The two women at the core of the narrative could not be more different: the older Renuka (a remarkable and award-winning performance from Anasuya Senguypta) emerges as hardened and ambitious while the younger Devika (Omara Shetty) is well contrasted as disillusioned and pliable with vague thoughts of becoming a rap star.
A series of complications ensue as the relationship ripens. One of the clients is a controlling Hindu Nationalist politician (Ronit Kokate). Meanwhile Devika’s family have put a price on her virginity and men across the neighbourhood already are salivating at the prospect.
Bojanov draws not only a sensitive portrait of the bond between the two women but also exposes the dynamics of a deeply conservative and religious society which in the land of Bollywood rarely is examined on screen with such a frank and uninhibited gaze from an “outsider".
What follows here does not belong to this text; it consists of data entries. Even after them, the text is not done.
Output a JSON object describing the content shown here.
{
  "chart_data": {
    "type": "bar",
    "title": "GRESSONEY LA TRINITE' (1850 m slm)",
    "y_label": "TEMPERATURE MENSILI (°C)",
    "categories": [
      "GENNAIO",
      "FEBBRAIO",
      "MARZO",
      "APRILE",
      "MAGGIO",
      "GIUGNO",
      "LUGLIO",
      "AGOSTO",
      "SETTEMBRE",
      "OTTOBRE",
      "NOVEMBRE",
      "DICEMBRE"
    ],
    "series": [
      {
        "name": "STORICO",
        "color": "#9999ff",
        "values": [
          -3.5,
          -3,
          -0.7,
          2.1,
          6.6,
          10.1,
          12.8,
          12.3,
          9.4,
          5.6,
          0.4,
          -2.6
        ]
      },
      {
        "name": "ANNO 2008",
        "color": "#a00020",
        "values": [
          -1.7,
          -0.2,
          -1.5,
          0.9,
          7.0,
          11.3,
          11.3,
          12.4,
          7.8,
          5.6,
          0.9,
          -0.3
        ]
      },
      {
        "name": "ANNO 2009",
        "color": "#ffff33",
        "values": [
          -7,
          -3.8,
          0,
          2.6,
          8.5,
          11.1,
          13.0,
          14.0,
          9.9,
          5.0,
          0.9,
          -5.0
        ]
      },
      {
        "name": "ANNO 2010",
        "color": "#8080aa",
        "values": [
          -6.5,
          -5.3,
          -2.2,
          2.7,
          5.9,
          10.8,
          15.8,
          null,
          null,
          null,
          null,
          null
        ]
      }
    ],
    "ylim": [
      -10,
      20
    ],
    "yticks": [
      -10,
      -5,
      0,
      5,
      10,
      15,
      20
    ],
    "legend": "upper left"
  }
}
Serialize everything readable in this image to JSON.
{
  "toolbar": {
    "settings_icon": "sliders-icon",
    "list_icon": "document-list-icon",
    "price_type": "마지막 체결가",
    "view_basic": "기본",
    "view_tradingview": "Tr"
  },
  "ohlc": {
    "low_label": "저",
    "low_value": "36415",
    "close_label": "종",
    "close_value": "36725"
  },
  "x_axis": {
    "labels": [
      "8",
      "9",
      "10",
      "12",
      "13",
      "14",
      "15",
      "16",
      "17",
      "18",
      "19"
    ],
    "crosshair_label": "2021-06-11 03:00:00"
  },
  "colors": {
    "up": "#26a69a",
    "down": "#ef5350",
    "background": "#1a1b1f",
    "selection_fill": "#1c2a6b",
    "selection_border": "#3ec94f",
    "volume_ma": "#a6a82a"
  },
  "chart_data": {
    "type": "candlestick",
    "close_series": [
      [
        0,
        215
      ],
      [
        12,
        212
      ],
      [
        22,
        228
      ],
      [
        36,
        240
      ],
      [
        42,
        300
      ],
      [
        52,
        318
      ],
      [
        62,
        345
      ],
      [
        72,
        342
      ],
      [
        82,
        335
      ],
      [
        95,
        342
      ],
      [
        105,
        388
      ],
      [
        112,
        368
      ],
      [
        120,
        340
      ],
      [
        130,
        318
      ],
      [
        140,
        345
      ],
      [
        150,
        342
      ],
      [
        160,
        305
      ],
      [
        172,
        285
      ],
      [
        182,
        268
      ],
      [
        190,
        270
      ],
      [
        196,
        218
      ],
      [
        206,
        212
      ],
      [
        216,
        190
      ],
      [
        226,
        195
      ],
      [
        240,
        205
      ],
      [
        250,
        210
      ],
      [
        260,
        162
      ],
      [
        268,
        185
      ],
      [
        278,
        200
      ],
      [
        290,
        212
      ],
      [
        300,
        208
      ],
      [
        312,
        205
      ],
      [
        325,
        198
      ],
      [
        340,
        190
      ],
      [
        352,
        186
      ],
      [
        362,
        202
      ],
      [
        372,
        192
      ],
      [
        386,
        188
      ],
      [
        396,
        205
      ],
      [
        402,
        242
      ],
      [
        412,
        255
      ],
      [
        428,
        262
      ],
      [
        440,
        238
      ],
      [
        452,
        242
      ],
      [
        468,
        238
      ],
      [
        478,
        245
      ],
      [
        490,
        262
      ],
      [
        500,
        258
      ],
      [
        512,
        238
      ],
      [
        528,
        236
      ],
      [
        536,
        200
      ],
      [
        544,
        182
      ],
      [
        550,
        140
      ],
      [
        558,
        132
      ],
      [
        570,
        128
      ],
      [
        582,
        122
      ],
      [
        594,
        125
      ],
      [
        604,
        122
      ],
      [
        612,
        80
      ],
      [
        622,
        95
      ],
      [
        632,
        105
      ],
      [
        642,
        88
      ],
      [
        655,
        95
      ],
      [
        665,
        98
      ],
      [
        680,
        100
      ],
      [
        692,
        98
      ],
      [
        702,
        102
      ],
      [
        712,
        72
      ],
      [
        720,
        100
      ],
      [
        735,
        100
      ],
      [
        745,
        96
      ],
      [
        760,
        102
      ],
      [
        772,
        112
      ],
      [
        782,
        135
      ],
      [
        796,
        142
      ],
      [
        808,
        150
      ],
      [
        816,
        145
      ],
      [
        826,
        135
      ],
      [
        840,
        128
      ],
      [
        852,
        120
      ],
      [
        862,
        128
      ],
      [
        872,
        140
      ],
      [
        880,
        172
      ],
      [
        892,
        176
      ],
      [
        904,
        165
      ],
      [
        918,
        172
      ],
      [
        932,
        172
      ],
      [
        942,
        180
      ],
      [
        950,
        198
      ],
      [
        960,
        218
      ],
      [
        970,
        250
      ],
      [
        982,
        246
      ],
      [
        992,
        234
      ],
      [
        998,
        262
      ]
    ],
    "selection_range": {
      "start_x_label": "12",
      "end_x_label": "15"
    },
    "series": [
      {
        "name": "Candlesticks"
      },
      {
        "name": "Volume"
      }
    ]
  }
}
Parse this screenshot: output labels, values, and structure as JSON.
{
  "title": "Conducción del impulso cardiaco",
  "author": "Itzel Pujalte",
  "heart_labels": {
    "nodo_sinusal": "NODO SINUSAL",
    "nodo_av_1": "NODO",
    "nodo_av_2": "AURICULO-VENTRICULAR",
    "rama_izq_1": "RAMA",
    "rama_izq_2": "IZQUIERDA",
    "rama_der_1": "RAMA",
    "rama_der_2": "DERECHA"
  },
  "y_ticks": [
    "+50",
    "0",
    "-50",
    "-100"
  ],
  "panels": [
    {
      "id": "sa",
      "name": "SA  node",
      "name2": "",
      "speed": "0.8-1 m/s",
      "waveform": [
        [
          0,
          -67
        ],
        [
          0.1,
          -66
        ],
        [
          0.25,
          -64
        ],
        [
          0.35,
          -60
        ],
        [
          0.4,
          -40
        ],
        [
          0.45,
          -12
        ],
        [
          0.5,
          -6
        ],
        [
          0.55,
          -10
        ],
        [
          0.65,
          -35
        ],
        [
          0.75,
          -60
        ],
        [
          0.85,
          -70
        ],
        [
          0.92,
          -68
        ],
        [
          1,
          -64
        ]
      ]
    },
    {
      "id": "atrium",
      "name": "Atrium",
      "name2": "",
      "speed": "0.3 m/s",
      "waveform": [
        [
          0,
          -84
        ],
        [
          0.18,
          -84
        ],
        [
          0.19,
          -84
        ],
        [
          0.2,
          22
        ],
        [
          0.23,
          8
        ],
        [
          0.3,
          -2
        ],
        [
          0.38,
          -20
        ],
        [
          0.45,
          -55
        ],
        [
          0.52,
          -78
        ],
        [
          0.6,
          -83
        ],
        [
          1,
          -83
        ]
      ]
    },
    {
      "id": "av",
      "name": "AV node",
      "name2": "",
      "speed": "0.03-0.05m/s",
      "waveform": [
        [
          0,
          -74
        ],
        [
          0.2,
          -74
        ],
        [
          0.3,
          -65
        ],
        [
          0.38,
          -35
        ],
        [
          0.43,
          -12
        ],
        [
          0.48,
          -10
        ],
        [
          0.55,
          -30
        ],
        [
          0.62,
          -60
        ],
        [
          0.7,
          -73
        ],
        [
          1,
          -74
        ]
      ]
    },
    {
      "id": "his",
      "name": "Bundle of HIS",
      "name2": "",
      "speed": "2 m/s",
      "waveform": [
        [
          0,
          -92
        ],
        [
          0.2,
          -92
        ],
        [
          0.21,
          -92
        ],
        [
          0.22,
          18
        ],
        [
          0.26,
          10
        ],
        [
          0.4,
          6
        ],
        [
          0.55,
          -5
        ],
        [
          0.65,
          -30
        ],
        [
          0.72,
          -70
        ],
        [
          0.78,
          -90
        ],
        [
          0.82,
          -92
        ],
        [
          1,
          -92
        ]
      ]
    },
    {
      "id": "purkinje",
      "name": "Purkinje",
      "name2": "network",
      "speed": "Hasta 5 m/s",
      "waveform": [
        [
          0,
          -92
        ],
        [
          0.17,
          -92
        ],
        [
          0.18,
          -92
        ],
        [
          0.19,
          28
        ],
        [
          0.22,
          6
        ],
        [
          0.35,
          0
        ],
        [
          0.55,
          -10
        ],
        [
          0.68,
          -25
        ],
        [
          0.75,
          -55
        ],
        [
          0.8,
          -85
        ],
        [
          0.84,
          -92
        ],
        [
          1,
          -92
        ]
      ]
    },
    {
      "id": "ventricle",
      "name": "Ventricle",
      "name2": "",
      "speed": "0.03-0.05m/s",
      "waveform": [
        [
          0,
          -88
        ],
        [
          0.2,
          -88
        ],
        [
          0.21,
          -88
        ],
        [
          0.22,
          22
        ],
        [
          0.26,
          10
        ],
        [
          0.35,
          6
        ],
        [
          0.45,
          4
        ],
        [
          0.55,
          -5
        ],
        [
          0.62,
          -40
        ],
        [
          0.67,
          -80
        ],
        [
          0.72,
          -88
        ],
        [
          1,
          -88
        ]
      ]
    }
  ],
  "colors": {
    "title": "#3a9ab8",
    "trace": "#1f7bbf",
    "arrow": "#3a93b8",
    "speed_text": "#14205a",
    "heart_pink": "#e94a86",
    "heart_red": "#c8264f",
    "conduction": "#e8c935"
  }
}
Originally the director had considered using this and similar material to make a feature-length documentary but as his random filming progressed to find similar stories too the ones in William Dalrymple’s book Nine Lives: In Search of the Sacred in Modern India (written in 2009) whose rights he had a acquired, he came across the liaison between two women and decided to concentrate the focus on them.
Bojanov has produced an interesting body of work which share common themes of characters on the run from the documentary Invisible in 2005 as well as fiction feature Avé in 2011 about two troubled teens hitching a cross Bulgaria and more recently Light Thereafter (2017) with Barry Keoghan as a young man in search of his idol, the French painter Arnaud.
The Shameless proceeds at an uneven pace in places yet Bojanov uncovers a repressed and unequal society in which misogynistic attitudes have been cultivated across the generations, with undeniably forensic candour.